Any ideas? Am I in the right department?

Thanks


----------



## CHJ (25 Nov 2014)

Yes you are in the right department, although folks will need to make sure of your dimensions a little more accurately than when spinning bits of wood.

How thick a diameter can the extension shaft be? For there to be material to take grub screws it will have to be 8 to 10 mm diameter.

Your 2.4 mm sounds rather thin for existing shaft.

Should be easy for someone to make for you but postage may be expensive.


----------



## heatherw (25 Nov 2014)

Good point about the grub screws, Chas. the other way would be to have a flat on the end of the original and superglue it on, but I imagine making a D shaped hole is not nearly as easy as making a round one. 

It's the handle for a music box mechanism that I want to adapt for another mysterious purpose. I could try to,get someone to weld it on, but it needs to be straight.


----------



## CHJ (25 Nov 2014)

Ok, for that purpose, epoxy or even CA adhesive will be more than adequate.
Can you make a sketch of exactly how long and how much cranked handle you need.
You could bend up a length of 2.5mm wire and just join it onto the end of existing shaft with a suitable short length of metal tubing.


----------



## Mannyroad (25 Nov 2014)

On Ebay there are M3 aluminium push rod extenders:

http://www.ebay.co.uk/itm/2pcs-RC-Model ... 58af93e0c7

These are used in model engineering. They are internally threaded (M3). If your extension could be 3mm rod rather than 2.4mm (piano wire- which modellers buy with a threaded end), this could thread straight into the connector and be studlocked in. For your 2.4mm shaft you could 'metal-putty' it into the other end of the connector. That way, if needed, the extension shaft could always be removed from the main shaft and re-studlocked back. 

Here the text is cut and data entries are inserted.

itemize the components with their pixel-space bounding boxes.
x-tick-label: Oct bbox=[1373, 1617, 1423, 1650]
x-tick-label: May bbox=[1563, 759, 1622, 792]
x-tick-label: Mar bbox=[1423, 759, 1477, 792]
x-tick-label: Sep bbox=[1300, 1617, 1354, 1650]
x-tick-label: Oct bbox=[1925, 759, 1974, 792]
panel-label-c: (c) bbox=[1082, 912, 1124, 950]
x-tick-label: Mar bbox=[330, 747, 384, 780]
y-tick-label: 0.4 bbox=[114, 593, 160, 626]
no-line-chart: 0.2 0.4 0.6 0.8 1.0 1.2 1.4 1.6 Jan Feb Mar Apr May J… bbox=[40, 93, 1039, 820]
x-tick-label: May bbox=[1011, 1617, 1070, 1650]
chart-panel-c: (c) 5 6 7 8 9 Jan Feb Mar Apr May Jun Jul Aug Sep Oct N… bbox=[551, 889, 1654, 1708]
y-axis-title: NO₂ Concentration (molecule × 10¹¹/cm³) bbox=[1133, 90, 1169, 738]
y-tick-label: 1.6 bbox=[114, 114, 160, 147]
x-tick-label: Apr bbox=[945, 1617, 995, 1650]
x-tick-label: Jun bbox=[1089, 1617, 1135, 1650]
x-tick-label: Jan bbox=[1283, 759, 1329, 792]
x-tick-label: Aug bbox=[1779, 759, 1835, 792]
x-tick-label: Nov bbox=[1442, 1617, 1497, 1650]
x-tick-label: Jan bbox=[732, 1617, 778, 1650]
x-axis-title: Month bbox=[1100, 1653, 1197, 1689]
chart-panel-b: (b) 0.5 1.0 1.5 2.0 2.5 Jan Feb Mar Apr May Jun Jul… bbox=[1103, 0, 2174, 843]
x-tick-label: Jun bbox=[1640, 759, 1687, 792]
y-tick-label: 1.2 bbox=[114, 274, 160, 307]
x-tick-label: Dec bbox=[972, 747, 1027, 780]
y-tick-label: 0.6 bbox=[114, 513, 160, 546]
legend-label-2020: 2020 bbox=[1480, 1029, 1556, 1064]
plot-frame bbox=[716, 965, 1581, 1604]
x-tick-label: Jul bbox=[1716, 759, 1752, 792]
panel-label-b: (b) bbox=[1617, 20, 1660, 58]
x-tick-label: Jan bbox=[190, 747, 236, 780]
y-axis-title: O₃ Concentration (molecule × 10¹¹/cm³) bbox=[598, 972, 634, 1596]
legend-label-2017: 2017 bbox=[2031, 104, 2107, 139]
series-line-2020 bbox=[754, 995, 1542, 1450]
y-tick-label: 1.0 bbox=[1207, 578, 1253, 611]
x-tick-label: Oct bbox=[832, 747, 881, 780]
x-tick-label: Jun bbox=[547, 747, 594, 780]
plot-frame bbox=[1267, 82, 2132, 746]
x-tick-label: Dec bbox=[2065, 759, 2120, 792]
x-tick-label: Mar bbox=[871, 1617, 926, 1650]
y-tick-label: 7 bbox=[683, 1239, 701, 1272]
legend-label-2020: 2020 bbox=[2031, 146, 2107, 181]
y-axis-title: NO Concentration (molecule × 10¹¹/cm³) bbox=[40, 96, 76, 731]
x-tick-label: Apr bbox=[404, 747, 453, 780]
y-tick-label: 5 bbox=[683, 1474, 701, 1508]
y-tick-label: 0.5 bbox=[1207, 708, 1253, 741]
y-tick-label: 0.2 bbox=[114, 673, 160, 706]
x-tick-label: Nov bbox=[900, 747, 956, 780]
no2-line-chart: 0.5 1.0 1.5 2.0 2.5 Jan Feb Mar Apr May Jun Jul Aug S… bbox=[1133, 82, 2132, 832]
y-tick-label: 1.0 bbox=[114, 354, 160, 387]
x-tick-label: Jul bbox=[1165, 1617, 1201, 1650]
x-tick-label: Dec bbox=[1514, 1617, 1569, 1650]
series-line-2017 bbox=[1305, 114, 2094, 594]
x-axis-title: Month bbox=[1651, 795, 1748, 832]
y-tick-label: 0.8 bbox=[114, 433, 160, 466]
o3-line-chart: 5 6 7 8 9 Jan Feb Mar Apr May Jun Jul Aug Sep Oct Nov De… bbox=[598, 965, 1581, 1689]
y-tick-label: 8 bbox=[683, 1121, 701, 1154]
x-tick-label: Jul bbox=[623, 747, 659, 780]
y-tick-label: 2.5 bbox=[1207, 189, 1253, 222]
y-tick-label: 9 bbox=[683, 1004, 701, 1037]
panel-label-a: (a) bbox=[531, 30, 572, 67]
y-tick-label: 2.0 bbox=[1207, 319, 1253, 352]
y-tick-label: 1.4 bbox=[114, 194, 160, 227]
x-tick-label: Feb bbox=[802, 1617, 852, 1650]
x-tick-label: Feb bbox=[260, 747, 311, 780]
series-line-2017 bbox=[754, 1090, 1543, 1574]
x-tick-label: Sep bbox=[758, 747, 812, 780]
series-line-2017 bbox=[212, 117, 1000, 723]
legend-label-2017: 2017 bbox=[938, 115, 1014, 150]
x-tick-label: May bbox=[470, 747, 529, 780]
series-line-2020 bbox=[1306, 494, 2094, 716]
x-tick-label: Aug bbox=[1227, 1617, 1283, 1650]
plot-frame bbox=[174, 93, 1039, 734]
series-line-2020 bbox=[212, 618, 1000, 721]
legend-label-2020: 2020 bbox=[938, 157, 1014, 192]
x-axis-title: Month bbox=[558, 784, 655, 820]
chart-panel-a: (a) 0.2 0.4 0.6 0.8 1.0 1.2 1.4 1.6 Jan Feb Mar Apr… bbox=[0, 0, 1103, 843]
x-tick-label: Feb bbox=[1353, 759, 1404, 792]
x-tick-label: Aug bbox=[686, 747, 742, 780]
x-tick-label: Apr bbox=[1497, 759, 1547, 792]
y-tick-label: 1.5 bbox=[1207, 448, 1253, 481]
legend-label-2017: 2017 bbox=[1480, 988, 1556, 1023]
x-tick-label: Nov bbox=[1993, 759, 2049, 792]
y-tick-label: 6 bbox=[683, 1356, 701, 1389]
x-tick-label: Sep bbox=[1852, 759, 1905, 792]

Alternatively, modellers would silver solder two rods together coupled up by a short length of brass tubing, also bought from model shops. We use this method all the time and the tubing is very thin walled so doesn't make a thick joint.

Hope this helps.


----------



## Mannyroad (25 Nov 2014)

Even better, what about these!!! Perfect I think. :wink: 

http://www.ebay.co.uk/itm/2-Pcs-M3-x-25 ... 58b29d7074

Any half decent model shop will have suitable socket head (allen key) grub screws. The grub screws are often used for retaining wheel collects on piano wire of model aircraft undercarriage.


----------



## Racers (25 Nov 2014)

Cut out a connector from a electrical connector block.

Pete


----------



## Mannyroad (25 Nov 2014)

+1!! :wink:


----------



## CHJ (25 Nov 2014)

Racers":2pk2qo19 said:


> Cut out a connector from a electrical connector block.
> 
> Pete


Good lateral thinking.!!!


----------



## heatherw (25 Nov 2014)

That is sooooo helpful. I'm going to try the tube method first as I have some and I think it will be the most discreet; if that doesn't work then I'll work my way down the list.....thanks guys!


----------